In a stunning shift of priorities, I skipped the Angel Fire MSC this year and instead ran the Bolder Boulder 10k. So today, rather than pinning it through aspen forests by myself, I jogged through city streets with 50,000 goofballs. I am proud to say I finished right in the middle.
Lee Hates Running dot com
Running and me, we are not long-time friends. Running seems like such a fundamental human skill, but it has eluded me for most of my life.
Back in the day, I was the overweight asthmatic kid who got picked last and got a doctor’s excuse from the mile run. I tried SO hard to pass the Presidential Physical Fitness test, but that dang 600-yard run … I just couldn’t do it. I was in military school back then, and that run cost me a sweet medal for my dress uniform.
As a young adult, I compensated with a few years of triathlon and 6% body fat (still … feel … fat). I put in a mediocre swim leg, pinned the bike at pro pace, then tried to survive the run. I would literally get passed by old ladies. I sucked on my feet.
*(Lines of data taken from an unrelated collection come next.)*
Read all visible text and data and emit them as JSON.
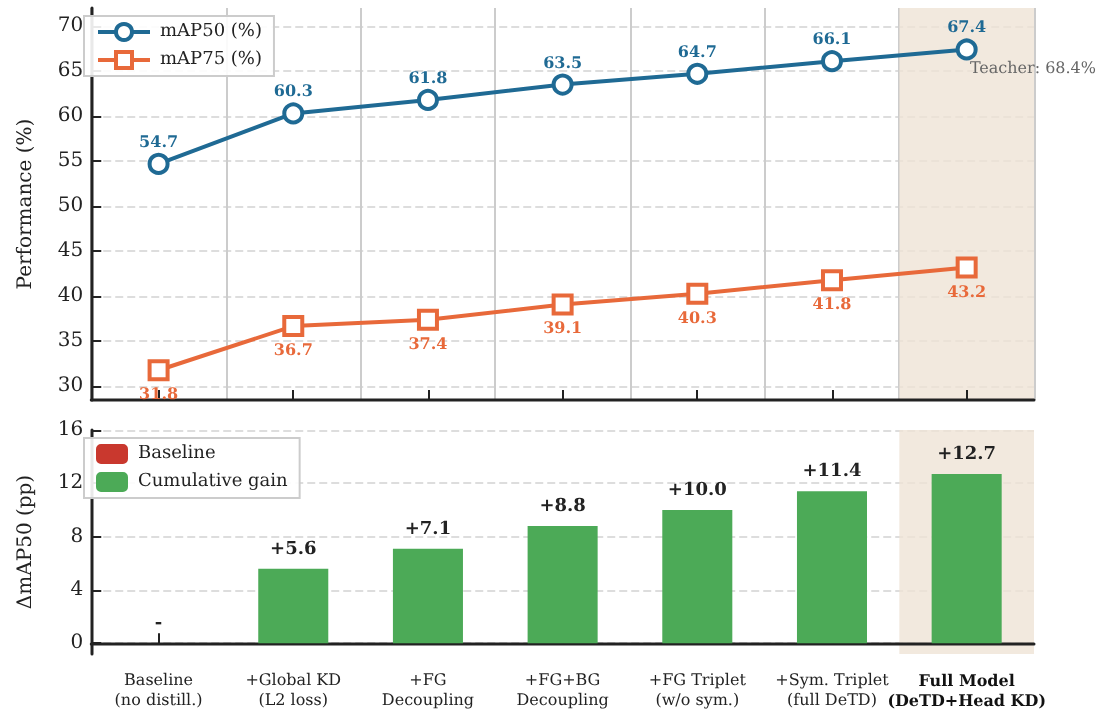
{
  "chart_data": [
    {
      "type": "line",
      "ylabel": "Performance (%)",
      "categories": [
        "Baseline\n(no distill.)",
        "+Global KD\n(L2 loss)",
        "+FG\nDecoupling",
        "+FG+BG\nDecoupling",
        "+FG Triplet\n(w/o sym.)",
        "+Sym. Triplet\n(full DeTD)",
        "Full Model\n(DeTD+Head KD)"
      ],
      "series": [
        {
          "name": "mAP50 (%)",
          "color": "#1f6a94",
          "marker": "circle",
          "values": [
            54.7,
            60.3,
            61.8,
            63.5,
            64.7,
            66.1,
            67.4
          ]
        },
        {
          "name": "mAP75 (%)",
          "color": "#e8693a",
          "marker": "square",
          "values": [
            31.8,
            36.7,
            37.4,
            39.1,
            40.3,
            41.8,
            43.2
          ]
        }
      ],
      "ylim": [
        28.5,
        72
      ],
      "yticks": [
        30,
        35,
        40,
        45,
        50,
        55,
        60,
        65,
        70
      ],
      "grid": true,
      "legend": "top left",
      "data_labels": true,
      "tick_labels": "y",
      "bands": [
        {
          "axis": "x",
          "from": "Full Model\n(DeTD+Head KD)",
          "to": "Full Model\n(DeTD+Head KD)",
          "color": "#efe4d6"
        }
      ],
      "annotations": [
        "Teacher: 68.4%"
      ]
    },
    {
      "type": "bar",
      "ylabel": "ΔmAP50 (pp)",
      "categories": [
        "Baseline\n(no distill.)",
        "+Global KD\n(L2 loss)",
        "+FG\nDecoupling",
        "+FG+BG\nDecoupling",
        "+FG Triplet\n(w/o sym.)",
        "+Sym. Triplet\n(full DeTD)",
        "Full Model\n(DeTD+Head KD)"
      ],
      "series": [
        {
          "name": "Baseline",
          "color": "#c9382e",
          "values": [
            0,
            null,
            null,
            null,
            null,
            null,
            null
          ],
          "value_labels": [
            "-",
            null,
            null,
            null,
            null,
            null,
            null
          ]
        },
        {
          "name": "Cumulative gain",
          "color": "#4caa57",
          "values": [
            null,
            5.6,
            7.1,
            8.8,
            10.0,
            11.4,
            12.7
          ],
          "value_labels": [
            null,
            "+5.6",
            "+7.1",
            "+8.8",
            "+10.0",
            "+11.4",
            "+12.7"
          ]
        }
      ],
      "ylim": [
        -0.8,
        16
      ],
      "yticks": [
        0,
        4,
        8,
        12,
        16
      ],
      "grid": "y",
      "legend": "top left",
      "bands": [
        {
          "axis": "x",
          "from": "Full Model\n(DeTD+Head KD)",
          "to": "Full Model\n(DeTD+Head KD)",
          "color": "#efe4d6"
        }
      ]
    }
  ]
}
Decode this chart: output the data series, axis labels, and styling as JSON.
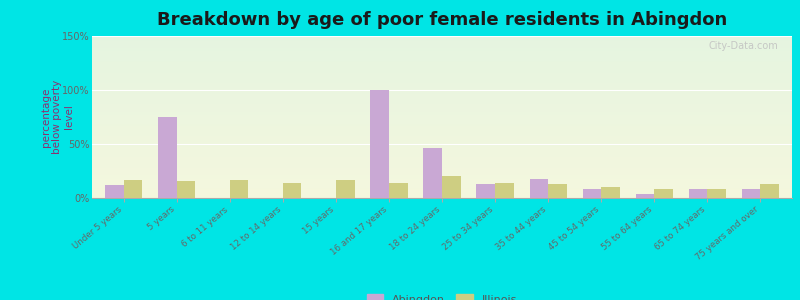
{
  "title": "Breakdown by age of poor female residents in Abingdon",
  "ylabel": "percentage\nbelow poverty\nlevel",
  "categories": [
    "Under 5 years",
    "5 years",
    "6 to 11 years",
    "12 to 14 years",
    "15 years",
    "16 and 17 years",
    "18 to 24 years",
    "25 to 34 years",
    "35 to 44 years",
    "45 to 54 years",
    "55 to 64 years",
    "65 to 74 years",
    "75 years and over"
  ],
  "abingdon": [
    12,
    75,
    0,
    0,
    0,
    100,
    46,
    13,
    18,
    8,
    4,
    8,
    8
  ],
  "illinois": [
    17,
    16,
    17,
    14,
    17,
    14,
    20,
    14,
    13,
    10,
    8,
    8,
    13
  ],
  "abingdon_color": "#c9a8d4",
  "illinois_color": "#cece82",
  "outer_bg": "#00e5e5",
  "ylim": [
    0,
    150
  ],
  "yticks": [
    0,
    50,
    100,
    150
  ],
  "ytick_labels": [
    "0%",
    "50%",
    "100%",
    "150%"
  ],
  "bar_width": 0.35,
  "title_fontsize": 13,
  "axis_label_fontsize": 7.5,
  "tick_fontsize": 7,
  "legend_labels": [
    "Abingdon",
    "Illinois"
  ],
  "watermark": "City-Data.com"
}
When Super Ds switched from time trials to LeMans starts, I went from killing it to getting killed — I was last on the bike every time, then I had to fight for every position. I recently put in some study time, cleaned up my mechanics and have become a semi-decent runner. I can sprint well enough to start a Super D in a good position, and I jog about 30 minutes most weeks. It doesn’t always suck.
My last 10K was in a triathlon around 1990. Going into today’s adventure, I hoped to stay comfortable and be able to enjoy the experience.
Running Action Magazine
Cool! Rad! Sick!
Best t-shirt seen on course: “People ask me why I run track. I ask them, what do you do when someone fires a gun?”
Best side-line band: Some hard-looking dudes rocking out a Talking Heads cover.
Best way to get muddy and bloody: The Slip ‘N’ Slide that dropped off someone’s porch, down the grass slope, through sloppy muck and onto the sidewalk.
Best moment: Ripping down Pearl Street in a huge crowd. Music, people, color and motion everywhere. A sense of being swept along some archetypical river.
Family fun: I started the race with my kids Kate and Ian and their friend Preston. Ian and Preston have been running a lot in basketball practice; Kate has been rocking the Wii Fitness game. The Wife drove shuttle (thanks!).
Tortoise and the hares: The boys and I jogged together for a while, then they sprinted for the Mile 2 line. Kaboom! They exploded, and I kept chugging along. At Mile 3, Preston told Ian he was going to catch and beat me — and he did, by 22 seconds. Ian, more of a sprinter, came in strong at 1:06. Kate pulled off course and went back to bed.
Perfectly average: I stayed comfortable, kept a consistent pace and enjoyed the scene. It was pretty amazing to look ahead and see a sea of bobbing bodies, and to realize that I was bobbing in that same sea. Compared with downhill racing, it’s a totally different kind of awareness; just relax, find your flow and let it happen (wait, maybe it’s the same as DH).
I ran a 57:12 with an average pace of 9:13 per mile. That put me 200th out of 386 38-year-old men. Perfectly average.